With more and more Indy games showing up these past two gaming generations, it takes a lot for one to stand out. Even more so for those with abstract art direction and intriguing puzzles abound, which seem to be more common lately. With games like Limbo and Braid leading the helm, The Bridge is an interesting take on the puzzle genre, which adds an M.C. Escher art style to the mix. While The Bridge was originally released in 2013 on the Xbox 360 and Steam, it will make its way to the now current-gen consoles. At first glance, The Bridge seems like a rather simple game, but adding the M.S. Escher style adds an interesting new perspective to the genre. This forces players to skew how they view the environment, right from the first puzzle and it only gets more crazy as the game trudges on.

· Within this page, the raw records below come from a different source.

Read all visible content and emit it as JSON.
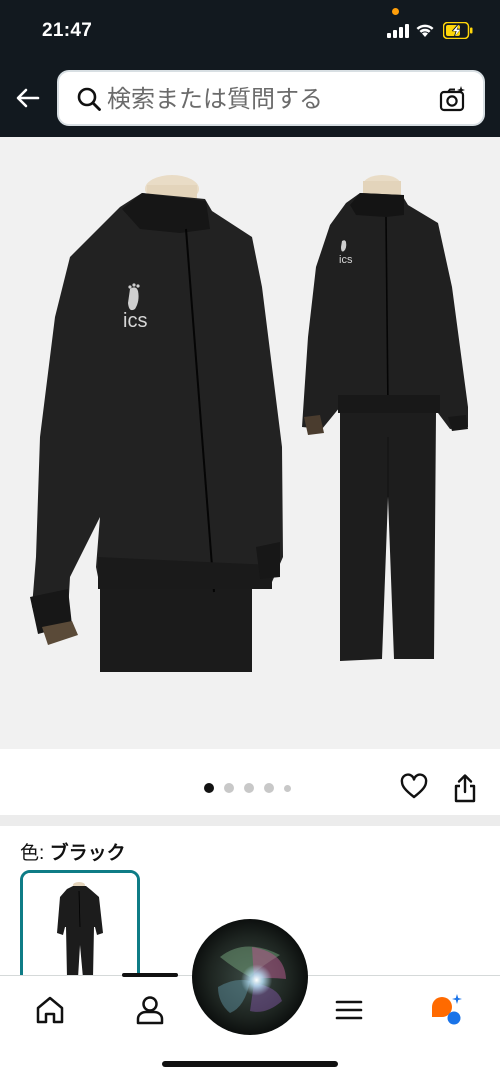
{
  "status_bar": {
    "time": "21:47"
  },
  "search": {
    "placeholder": "検索または質問する"
  },
  "gallery": {
    "page_count": 5,
    "active_index": 0,
    "image_description_icon": "tracksuit-product-photo",
    "logo_text": "ics"
  },
  "variation": {
    "label": "色: ",
    "value": "ブラック"
  },
  "icons": {
    "back": "arrow-left",
    "search": "magnifier",
    "camera": "camera-sparkle",
    "wishlist": "heart-outline",
    "share": "share-up-arrow",
    "nav_home": "home",
    "nav_account": "person",
    "nav_menu": "hamburger",
    "nav_rufus": "chat-bubble-sparkle"
  },
  "colors": {
    "header_bg": "#12191f",
    "accent_teal": "#0e7c86",
    "status_orange": "#ff9f0a",
    "battery_yellow": "#ffd60a",
    "rufus_orange": "#ff6a00",
    "rufus_blue": "#1a73e8"
  }
}
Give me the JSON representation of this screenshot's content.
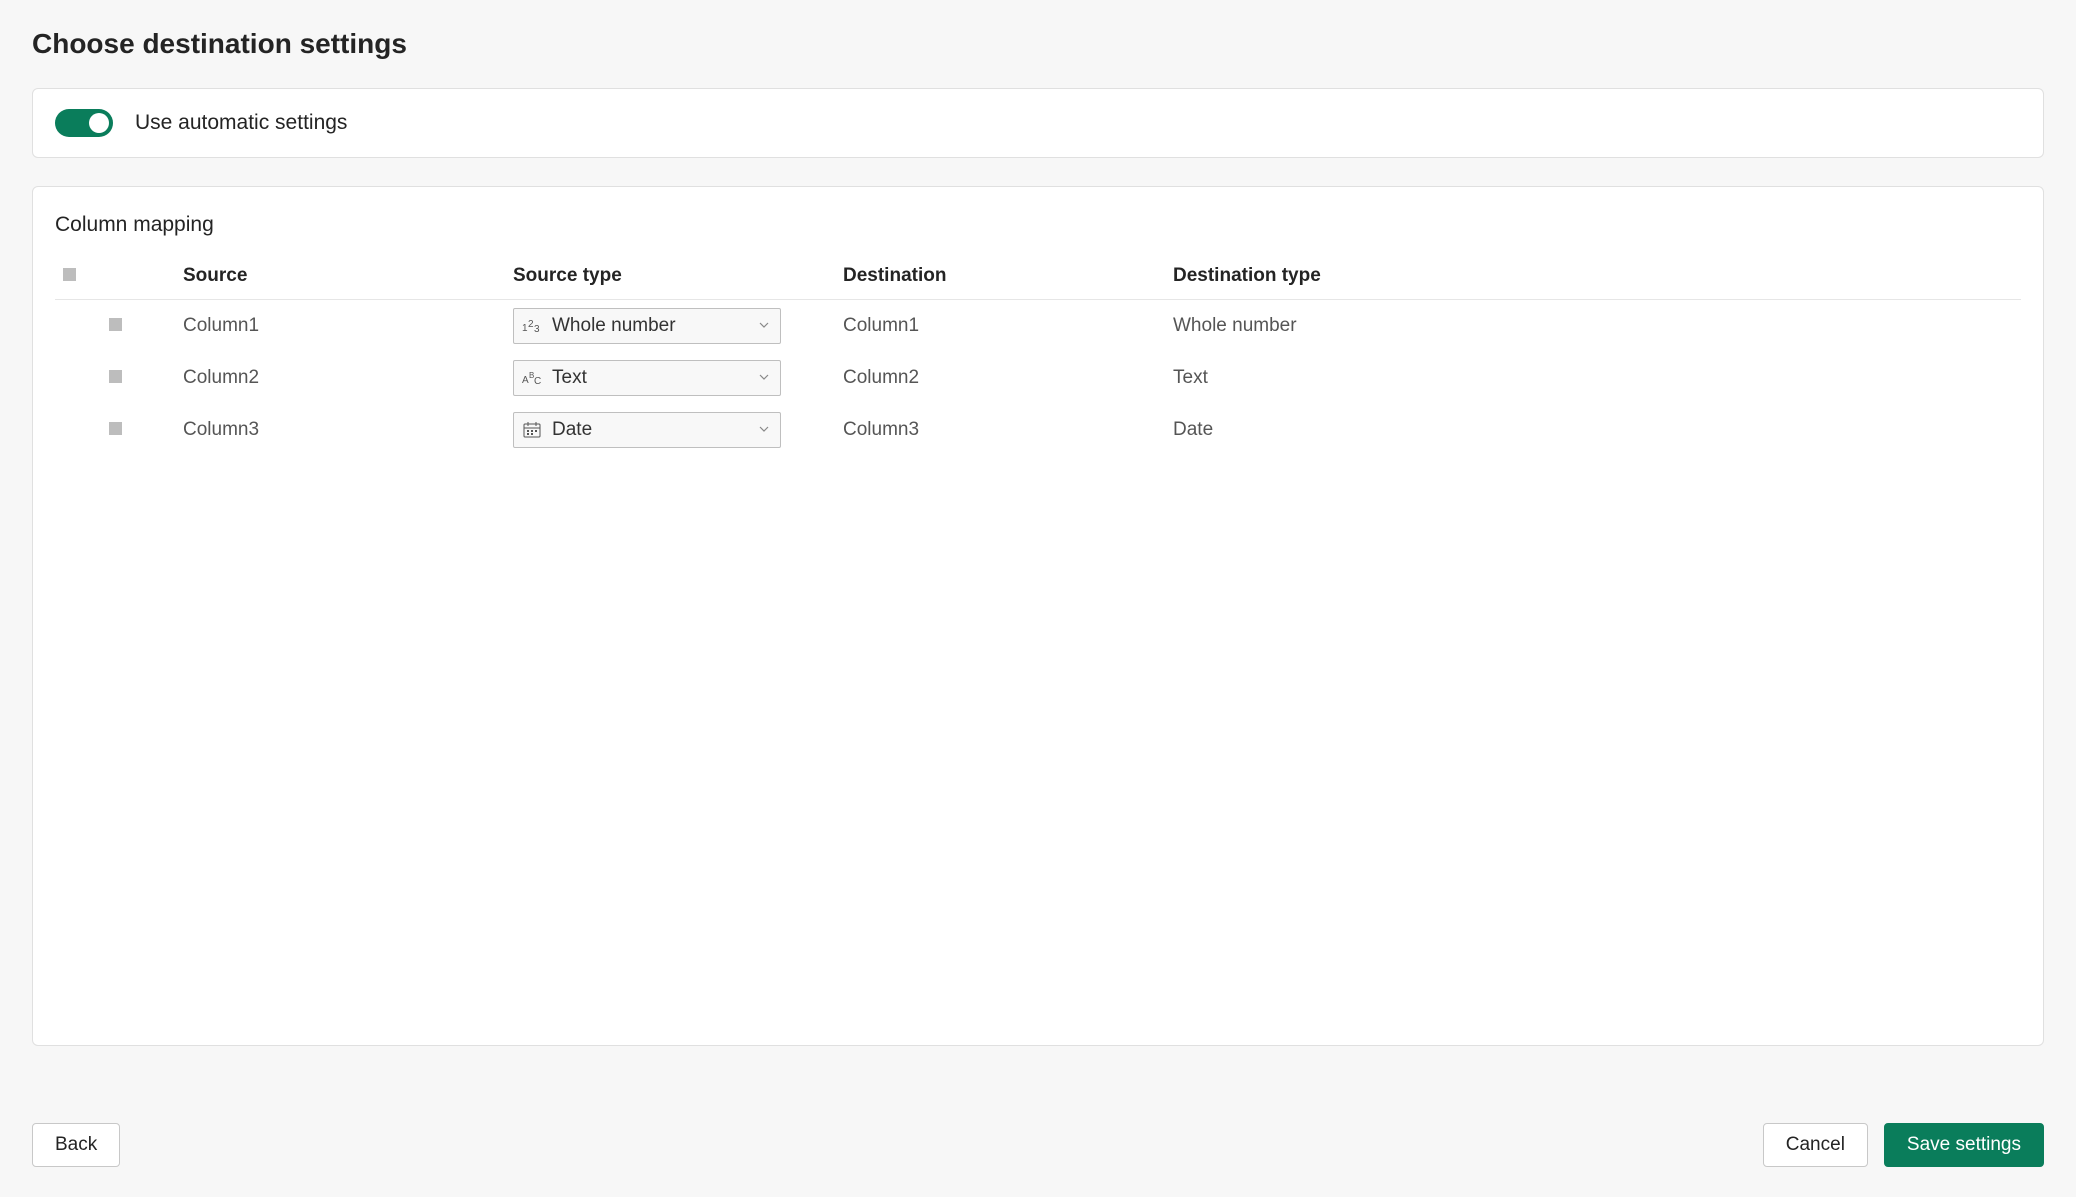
{
  "page_title": "Choose destination settings",
  "auto_toggle": {
    "label": "Use automatic settings",
    "on": true
  },
  "mapping": {
    "title": "Column mapping",
    "headers": {
      "source": "Source",
      "source_type": "Source type",
      "destination": "Destination",
      "destination_type": "Destination type"
    },
    "rows": [
      {
        "source": "Column1",
        "source_type": "Whole number",
        "source_type_icon": "number-icon",
        "destination": "Column1",
        "destination_type": "Whole number"
      },
      {
        "source": "Column2",
        "source_type": "Text",
        "source_type_icon": "text-icon",
        "destination": "Column2",
        "destination_type": "Text"
      },
      {
        "source": "Column3",
        "source_type": "Date",
        "source_type_icon": "date-icon",
        "destination": "Column3",
        "destination_type": "Date"
      }
    ]
  },
  "footer": {
    "back": "Back",
    "cancel": "Cancel",
    "save": "Save settings"
  }
}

While the plot is extremely minimal in comparison to the gameplay, there is one to be found by those who look into every detail. Both the environment and the text that appears when you beat a chapter add to the mystery of an otherwise explanation-less world. At first, The Bridge just throws you right in with no sense of what’s going on, but the more levels you complete, the deeper the plot begins to dig into your brain. While it did throw me off at first, I found myself completing levels and puzzles to try to unravel the mystery of our unnamed protagonist and this strange world he inhabits.
The Bridge features extremely simple gameplay, using only a few buttons throughout the course of the game. However, mastering all the tools at your disposal are key to beating the puzzles. With powers such as rewinding and tilting the world, they offer better mobility to an otherwise slow-moving protagonist. With how slow the character moves, it can be kind of infuriating when you’ve rewound a couple of times, trying to find the solution. Rather than outright dying, you’re given the ability to rewind from where you died, which proves to be helpful as the game can be a bit of a trial and error for certain puzzles. While it starts off fairly simplistic, the game can and will have a rather interesting difficulty spike.
The Bridge hosts a small amount of content, with only 24 levels for the base game. Once you beat those however, you do unlock Mirror versions of those levels and that’s where the game really gets started. The regular 24 levels offer good challenges, which can be frustrating at times when the solution is not so clear. The Mirror versions however, can be downright difficult in comparison. Some puzzles will take you at most 20 minutes, while some can be done in a matter of seconds, which in turn can be a bit disappointing. While the levels are incredibly well thought out, gorgeous to look at and downright fun, it will leave most gamers wanting more, especially when the game can be beaten in a matter of 4 hours.
As stated earlier, the game was originally released in 2013 and now re-releases with no additional content. While that is a bit of a bummer for players who have already experienced The Bridge, releasing on the newer consoles allows more gamers to discover this abstract puzzle game. I would like to have seen extra puzzles to give returning players a great reason to try the game again. Even more disappointing, it shares the same achievement list as the Xbox 360 version, which can be completed rather easily. While it offers nothing new from its 2013 version, it’s still worth checking out for fans of the puzzle genre who haven’t played it before. The Bridge is an incredible addition to the puzzle genre and one that should not be missed.
The Bridge releases on Xbox One, August 14, 2015, PlayStation 3, PlayStation 4 and PlayStation Vita on August 18th and Wii U on August 20th.